News

HRP Alumni in the News

We use all kinds of strategies here at the International Human Rights Clinic to push for change. Litigation. Treaty negotiation. Documentation and reporting.

As Communications Coordinator, I’ve always been partial to advocacy. Media advocacy, to be more precise. This summer, our alumni are putting it to great use in outlets all over the world.

On Monday, The Huffington Post ran a column by Nicolette Boehland, JD ’13, a Satter fellow with the Center for Civilians in Conflict (CIVIC), documenting the devastating toll the conflict in Gaza is taking on civilians. For the column, Nicolette spoke by phone with Gazans she met last year while researching civilian perspectives on involvement, status, and risk in armed conflict, including in Libya, Bosnia, and Somalia.

In “No Safe Place in Gaza,” she writes:

A young woman described the crippling fear she had experienced over the last four weeks: “The worst of all is the night time,” she said. “There is no power, no electricity, and there are tens of drones in the sky. Whenever you hear a rocket, you think it’s targeting your house. You are running from one room to another. I know this is silly — if your house is hit, it won’t matter which room you were in.”

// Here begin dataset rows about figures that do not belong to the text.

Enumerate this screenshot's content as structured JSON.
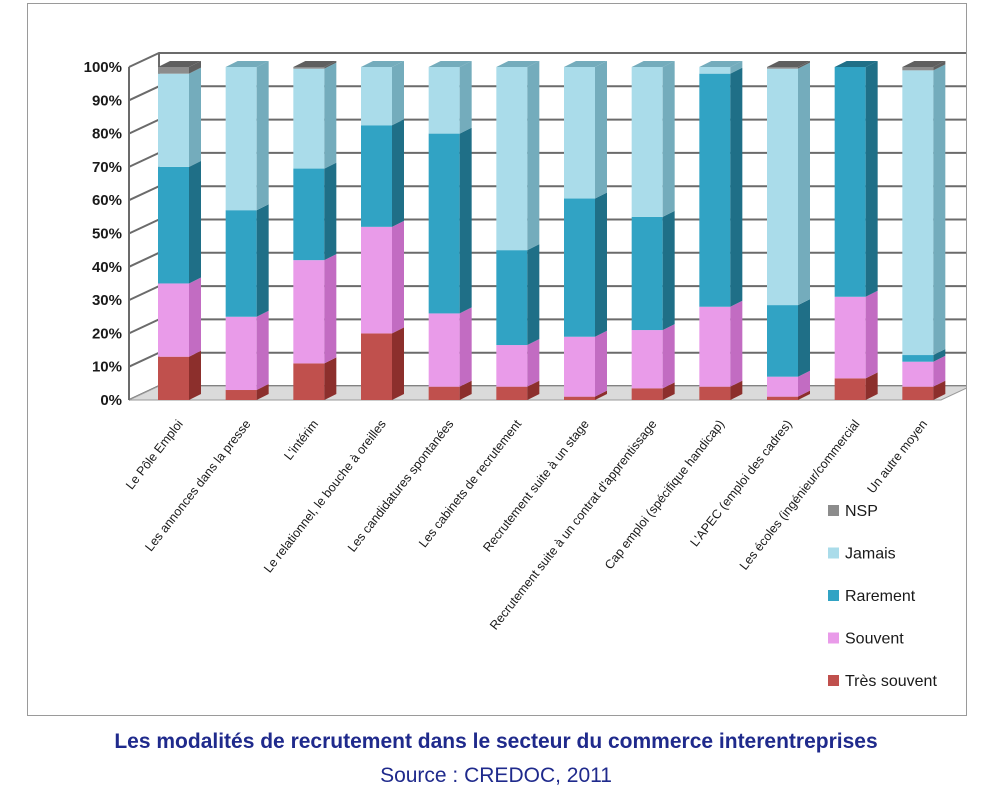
{
  "caption": {
    "title": "Les modalités de recrutement dans le secteur du commerce interentreprises",
    "source": "Source : CREDOC, 2011"
  },
  "chart_data": {
    "type": "bar",
    "stacked": true,
    "three_d": true,
    "title": "",
    "xlabel": "",
    "ylabel": "",
    "ylim": [
      0,
      100
    ],
    "y_ticks": [
      "0%",
      "10%",
      "20%",
      "30%",
      "40%",
      "50%",
      "60%",
      "70%",
      "80%",
      "90%",
      "100%"
    ],
    "grid": true,
    "legend_position": "bottom-right",
    "categories": [
      "Le Pôle Emploi",
      "Les annonces dans la presse",
      "L'intérim",
      "Le relationnel, le bouche à oreilles",
      "Les candidatures spontanées",
      "Les cabinets de recrutement",
      "Recrutement suite à un stage",
      "Recrutement suite à un contrat d'apprentissage",
      "Cap emploi (spécifique handicap)",
      "L'APEC (emploi des cadres)",
      "Les écoles (ingénieur/commercial",
      "Un autre moyen"
    ],
    "series": [
      {
        "name": "Très souvent",
        "color": "#c0504d",
        "side_color": "#8c2f2c",
        "values": [
          13,
          3,
          11,
          20,
          4,
          4,
          1,
          3.5,
          4,
          1,
          6.5,
          4
        ]
      },
      {
        "name": "Souvent",
        "color": "#e99be9",
        "side_color": "#c26cc2",
        "values": [
          22,
          22,
          31,
          32,
          22,
          12.5,
          18,
          17.5,
          24,
          6,
          24.5,
          7.5
        ]
      },
      {
        "name": "Rarement",
        "color": "#31a3c4",
        "side_color": "#1f6f87",
        "values": [
          35,
          32,
          27.5,
          30.5,
          54,
          28.5,
          41.5,
          34,
          70,
          21.5,
          69,
          2
        ]
      },
      {
        "name": "Jamais",
        "color": "#aadcea",
        "side_color": "#74acbc",
        "values": [
          28,
          43,
          30,
          17.5,
          20,
          55,
          39.5,
          45,
          2,
          71,
          0,
          85.5
        ]
      },
      {
        "name": "NSP",
        "color": "#8c8c8c",
        "side_color": "#5f5f5f",
        "values": [
          2,
          0,
          0.5,
          0,
          0,
          0,
          0,
          0,
          0,
          0.5,
          0,
          1
        ]
      }
    ]
  }
}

Each night, her family of six gathered on mattresses that they had pulled together in the middle of the living room, “far away from the windows, so that they don’t break,” she said. This way, if their house was hit, the whole family would be killed together. “We don’t want one of the family to survive and then have to grieve for the rest of us,” she said.

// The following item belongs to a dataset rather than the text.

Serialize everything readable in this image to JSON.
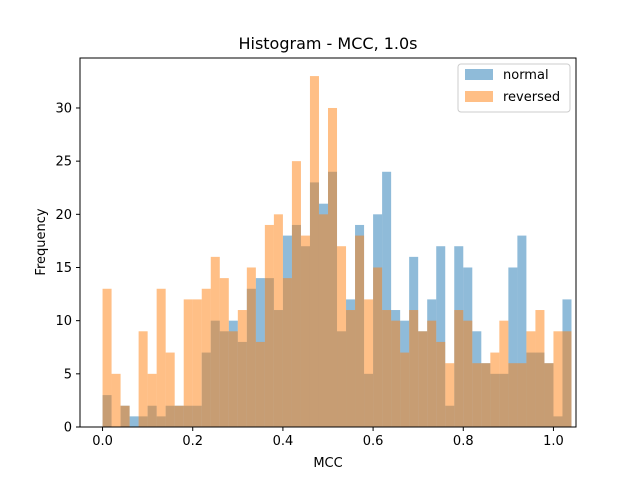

At the end of the column, Nicolette lists several strategies the Israeli government and Hamas could use to limit civilian suffering.

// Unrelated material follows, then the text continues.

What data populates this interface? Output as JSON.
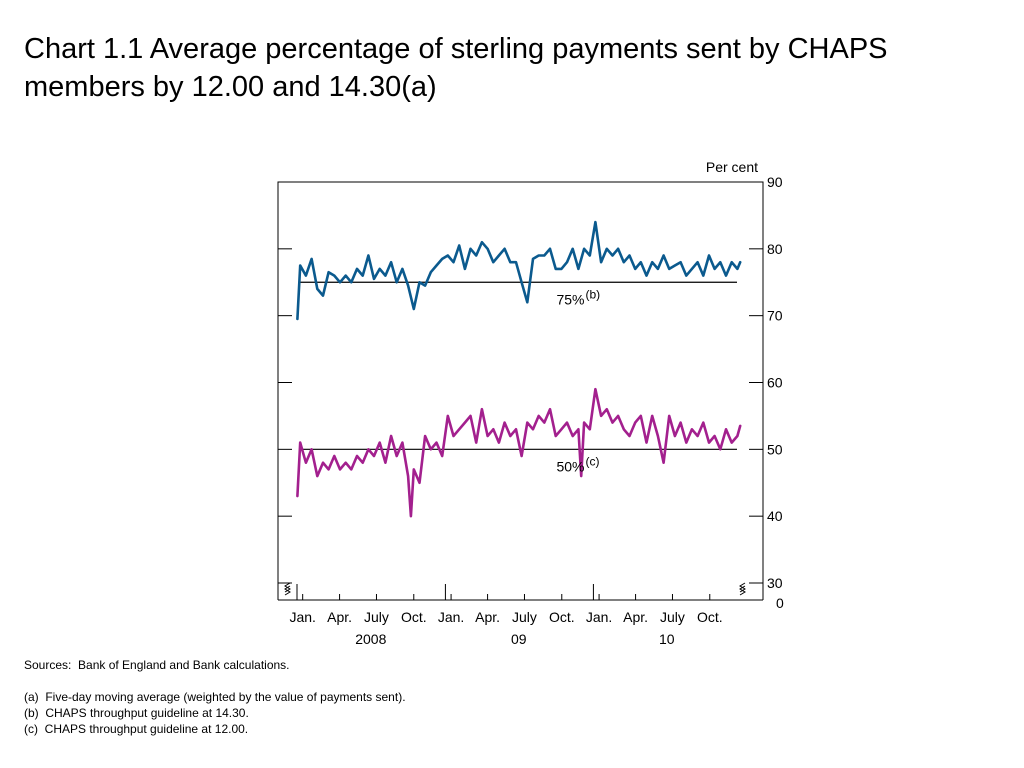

Closer to home, as police in combat gear clashed last week with protesters in Ferguson, MO, Sara Zampierin, JD ’11, a staff attorney with the Southern Poverty Law Center, was quoted in a New Yorker article, “The Economics of Police Militarization.” The article attributed some of the tension in Ferguson to the underlying problem of “criminal justice debt,” which can often pit law enforcement against residents.

Now, across much of America, what starts as a simple speeding ticket can, if you’re too poor to pay, mushroom into an insurmountable debt, padded by probation fees and, if you don’t appear in court, by warrant fees…What happens when people fall behind on their payments? Often, police show up at their doorsteps and take them to jail.

From there, the snowball rolls. “Going to jail has huge impacts on people at the edge of poverty,” Sara Zampierin, of the Southern Poverty Law Center, told me. “They lose their job, they lose custody of their kids, they get behind on their home-foreclosure payments,” the sum total of which, she said, is “devastating.” While in prison, “user fees” often accumulate, so that, even after you leave, you’re not quite free.

And earlier this summer, Clara Long, JD ’12, an immigration and border policy researcher with Human Rights Watch, waded into the heated debate over the surge of migration at the southeastern US border. In an Op-Ed she co-authored for The Guardian, Clara railed against the Obama administration’s plans to open more family detention centers. The headline read: “Obama pledged to limit the practice of detaining minors. What happened?”

It appears that the White House has come to view being “thoughtful and humane” as a political liability. The new move to ramp up family detention comes in response to criticism that the administration’s lax immigration enforcement “created a powerful incentive for children to cross into the United States illegally”, as Senator John Cornyn of Texas put it last week.

Obama’s move is all the more disappointing because effective alternatives to detention exist and are used in countries facing similar migration surges. Countries like Italy and Malta, prime entrances for migrants to the EU, have open reception facilities where migrant and asylum-seeking families can come and go at will – and Malta pledged to end immigration detention of children altogether in 2014. Though neither country has a spotless record – Italy summarily returns to Greece some unaccompanied migrant children and Malta sometimes detains unaccompanied migrant kids while authorities try to figure out their ages – their examples show that detaining kids with families is a choice, not a necessity.

Clara wrote another column for The Guardian on border removals in April.

In response to this flurry of activity, we at HRP have just two things to say: Thank you. And well done.